Re: [CFT][PATCH v3] fork, vhost: Use CLONE_THREAD to fix freezer/ps regression

From: Oleg Nesterov
Date: Mon Jun 05 2023 - 08:40:23 EST


On 06/02, Eric W. Biederman wrote:
>
> static int vhost_task_fn(void *data)
> {
> struct vhost_task *vtsk = data;
> - int ret;
> + bool dead = false;
> +
> + for (;;) {
> + bool did_work;
> +
> + if (!dead && signal_pending(current)) {
> + struct ksignal ksig;
> + /*
> + * Calling get_signal can block in SIGSTOP,
> + * and the freezer.

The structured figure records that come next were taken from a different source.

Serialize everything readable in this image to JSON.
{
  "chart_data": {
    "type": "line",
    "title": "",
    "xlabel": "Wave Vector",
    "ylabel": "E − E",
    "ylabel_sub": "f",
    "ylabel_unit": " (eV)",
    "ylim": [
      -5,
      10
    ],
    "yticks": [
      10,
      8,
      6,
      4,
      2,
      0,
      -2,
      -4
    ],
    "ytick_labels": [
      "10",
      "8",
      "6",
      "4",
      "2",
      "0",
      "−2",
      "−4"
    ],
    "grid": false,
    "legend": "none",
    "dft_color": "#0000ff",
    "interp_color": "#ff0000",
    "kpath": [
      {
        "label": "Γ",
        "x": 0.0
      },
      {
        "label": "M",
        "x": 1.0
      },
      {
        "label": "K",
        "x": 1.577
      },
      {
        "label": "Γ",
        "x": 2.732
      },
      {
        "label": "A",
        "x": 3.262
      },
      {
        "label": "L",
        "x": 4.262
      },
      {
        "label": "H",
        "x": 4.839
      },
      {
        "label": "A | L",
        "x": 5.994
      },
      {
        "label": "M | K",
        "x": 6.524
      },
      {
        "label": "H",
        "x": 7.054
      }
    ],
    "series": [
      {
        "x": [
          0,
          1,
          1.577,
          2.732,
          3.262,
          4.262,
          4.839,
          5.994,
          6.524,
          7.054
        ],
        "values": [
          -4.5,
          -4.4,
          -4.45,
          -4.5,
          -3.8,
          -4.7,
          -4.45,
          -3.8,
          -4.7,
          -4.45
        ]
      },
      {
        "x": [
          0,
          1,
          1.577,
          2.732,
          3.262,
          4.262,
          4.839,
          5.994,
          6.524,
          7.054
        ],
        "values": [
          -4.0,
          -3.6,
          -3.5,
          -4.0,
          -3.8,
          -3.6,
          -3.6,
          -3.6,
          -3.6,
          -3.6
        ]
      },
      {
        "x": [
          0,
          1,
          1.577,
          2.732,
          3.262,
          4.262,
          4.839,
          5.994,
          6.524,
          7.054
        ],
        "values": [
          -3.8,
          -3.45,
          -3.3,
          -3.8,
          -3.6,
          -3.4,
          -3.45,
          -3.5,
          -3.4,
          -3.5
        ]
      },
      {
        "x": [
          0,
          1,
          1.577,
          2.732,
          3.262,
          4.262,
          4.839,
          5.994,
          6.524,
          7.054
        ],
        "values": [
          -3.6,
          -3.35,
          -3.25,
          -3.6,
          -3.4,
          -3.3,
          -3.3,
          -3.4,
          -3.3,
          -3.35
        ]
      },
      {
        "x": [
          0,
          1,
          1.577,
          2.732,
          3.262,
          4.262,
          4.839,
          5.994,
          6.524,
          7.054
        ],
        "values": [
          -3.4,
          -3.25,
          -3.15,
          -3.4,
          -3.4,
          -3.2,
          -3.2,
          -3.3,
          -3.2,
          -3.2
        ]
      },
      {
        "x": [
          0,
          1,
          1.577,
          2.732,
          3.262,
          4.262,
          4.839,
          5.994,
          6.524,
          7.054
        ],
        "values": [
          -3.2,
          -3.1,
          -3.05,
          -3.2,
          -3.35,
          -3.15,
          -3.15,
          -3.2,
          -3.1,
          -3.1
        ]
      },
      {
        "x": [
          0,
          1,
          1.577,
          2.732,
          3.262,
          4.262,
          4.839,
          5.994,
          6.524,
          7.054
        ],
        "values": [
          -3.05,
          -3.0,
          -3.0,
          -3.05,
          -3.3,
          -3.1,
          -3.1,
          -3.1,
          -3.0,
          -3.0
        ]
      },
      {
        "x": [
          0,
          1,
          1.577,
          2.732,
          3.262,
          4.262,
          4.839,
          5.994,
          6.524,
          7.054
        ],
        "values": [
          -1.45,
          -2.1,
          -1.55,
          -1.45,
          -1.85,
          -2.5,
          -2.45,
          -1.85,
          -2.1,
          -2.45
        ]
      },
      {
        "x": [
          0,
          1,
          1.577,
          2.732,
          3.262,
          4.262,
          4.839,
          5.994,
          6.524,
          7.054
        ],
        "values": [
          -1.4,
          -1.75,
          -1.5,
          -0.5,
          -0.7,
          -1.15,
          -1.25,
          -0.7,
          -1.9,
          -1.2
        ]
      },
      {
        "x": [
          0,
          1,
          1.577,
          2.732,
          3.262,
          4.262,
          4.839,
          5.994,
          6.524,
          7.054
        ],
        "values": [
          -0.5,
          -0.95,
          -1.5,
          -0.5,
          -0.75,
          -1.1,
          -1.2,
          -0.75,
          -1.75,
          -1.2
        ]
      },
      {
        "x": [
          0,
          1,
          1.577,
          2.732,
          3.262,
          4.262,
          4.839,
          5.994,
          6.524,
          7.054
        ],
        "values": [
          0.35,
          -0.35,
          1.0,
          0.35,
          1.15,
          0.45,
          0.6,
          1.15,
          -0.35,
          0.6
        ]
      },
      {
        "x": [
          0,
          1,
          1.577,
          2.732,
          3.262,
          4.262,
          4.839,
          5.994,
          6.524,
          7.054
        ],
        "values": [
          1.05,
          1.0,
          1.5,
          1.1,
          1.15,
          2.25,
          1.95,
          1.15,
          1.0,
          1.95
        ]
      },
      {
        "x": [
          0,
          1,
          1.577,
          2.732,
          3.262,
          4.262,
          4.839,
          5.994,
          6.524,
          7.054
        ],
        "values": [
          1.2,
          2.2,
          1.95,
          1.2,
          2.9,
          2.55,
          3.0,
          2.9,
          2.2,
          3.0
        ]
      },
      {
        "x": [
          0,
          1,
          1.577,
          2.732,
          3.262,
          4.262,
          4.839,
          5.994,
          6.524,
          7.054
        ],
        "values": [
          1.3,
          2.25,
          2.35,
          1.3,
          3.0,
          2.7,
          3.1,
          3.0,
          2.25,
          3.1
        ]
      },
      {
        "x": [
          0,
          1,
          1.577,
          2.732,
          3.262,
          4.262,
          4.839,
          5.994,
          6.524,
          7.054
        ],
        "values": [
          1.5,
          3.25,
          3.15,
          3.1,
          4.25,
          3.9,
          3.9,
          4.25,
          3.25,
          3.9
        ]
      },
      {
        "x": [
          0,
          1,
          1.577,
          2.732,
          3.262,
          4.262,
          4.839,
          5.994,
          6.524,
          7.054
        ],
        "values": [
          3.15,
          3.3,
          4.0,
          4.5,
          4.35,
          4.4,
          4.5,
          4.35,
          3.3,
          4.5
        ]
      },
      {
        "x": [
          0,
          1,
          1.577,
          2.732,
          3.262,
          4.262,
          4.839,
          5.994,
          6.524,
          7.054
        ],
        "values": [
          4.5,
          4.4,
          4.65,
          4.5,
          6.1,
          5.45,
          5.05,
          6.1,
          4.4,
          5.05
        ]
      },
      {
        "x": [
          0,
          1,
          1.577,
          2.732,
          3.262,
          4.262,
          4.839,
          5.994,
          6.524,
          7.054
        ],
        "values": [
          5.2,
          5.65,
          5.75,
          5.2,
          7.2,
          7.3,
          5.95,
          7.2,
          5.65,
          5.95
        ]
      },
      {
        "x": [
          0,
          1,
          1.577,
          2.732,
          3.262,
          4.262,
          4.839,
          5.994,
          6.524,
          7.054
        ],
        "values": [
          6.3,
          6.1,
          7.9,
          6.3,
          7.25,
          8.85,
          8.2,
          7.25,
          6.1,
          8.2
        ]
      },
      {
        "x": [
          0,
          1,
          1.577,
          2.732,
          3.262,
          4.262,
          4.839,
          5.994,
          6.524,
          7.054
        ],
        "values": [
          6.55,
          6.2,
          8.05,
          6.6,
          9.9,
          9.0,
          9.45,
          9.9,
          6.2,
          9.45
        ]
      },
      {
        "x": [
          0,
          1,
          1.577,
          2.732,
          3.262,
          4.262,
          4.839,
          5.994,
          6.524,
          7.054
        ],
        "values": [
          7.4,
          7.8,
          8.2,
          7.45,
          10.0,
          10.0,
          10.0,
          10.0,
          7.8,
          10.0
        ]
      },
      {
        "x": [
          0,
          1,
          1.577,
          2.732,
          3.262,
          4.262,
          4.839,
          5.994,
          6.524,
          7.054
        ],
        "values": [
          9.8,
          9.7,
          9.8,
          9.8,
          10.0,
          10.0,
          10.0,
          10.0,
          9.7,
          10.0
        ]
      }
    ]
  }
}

Or it can clear
> + * fatal_signal_pending and return non-zero.
> + */
> + dead = get_signal(&ksig);
> + if (dead)
> + set_bit(VHOST_TASK_FLAGS_STOP, &vtsk->flags);
> + }
> +
> + /* mb paired w/ kthread_stop */
> + set_current_state(TASK_INTERRUPTIBLE);
> +
> + did_work = vtsk->fn(vtsk->data);

I don't understand why do you set TASK_INTERRUPTIBLE before vtsk->fn(),
it seems that you could do this before the test_bit(FLAGS_STOP) below.
But probably I missed something and this is minor anyway...

> + if (!did_work) {
> + if (test_bit(VHOST_TASK_FLAGS_STOP, &vtsk->flags)) {
> + __set_current_state(TASK_RUNNING);
> + break;

What if VHOST_TASK_FLAGS_STOP was set by us after get_signal() above ?
We need to ensure that in this case vhost_work_queue() can't add a new work,
nobody will flush it.

In fact, unless I missed something this can even race with vhost_dev_flush().

vhost_dev_flush: vhost_task_fn:

checks FLAGS_STOP, not set,
vhost_task_flush() returns false
gets SIGKILL, sets FLAGS_STOP

vtsk->fn() returns false

vhost_task_fn() exits.

vhost_work_queue();
wait_for_completion(&flush.wait_event);


and the last wait_for_completion() will hang forever.

Oleg.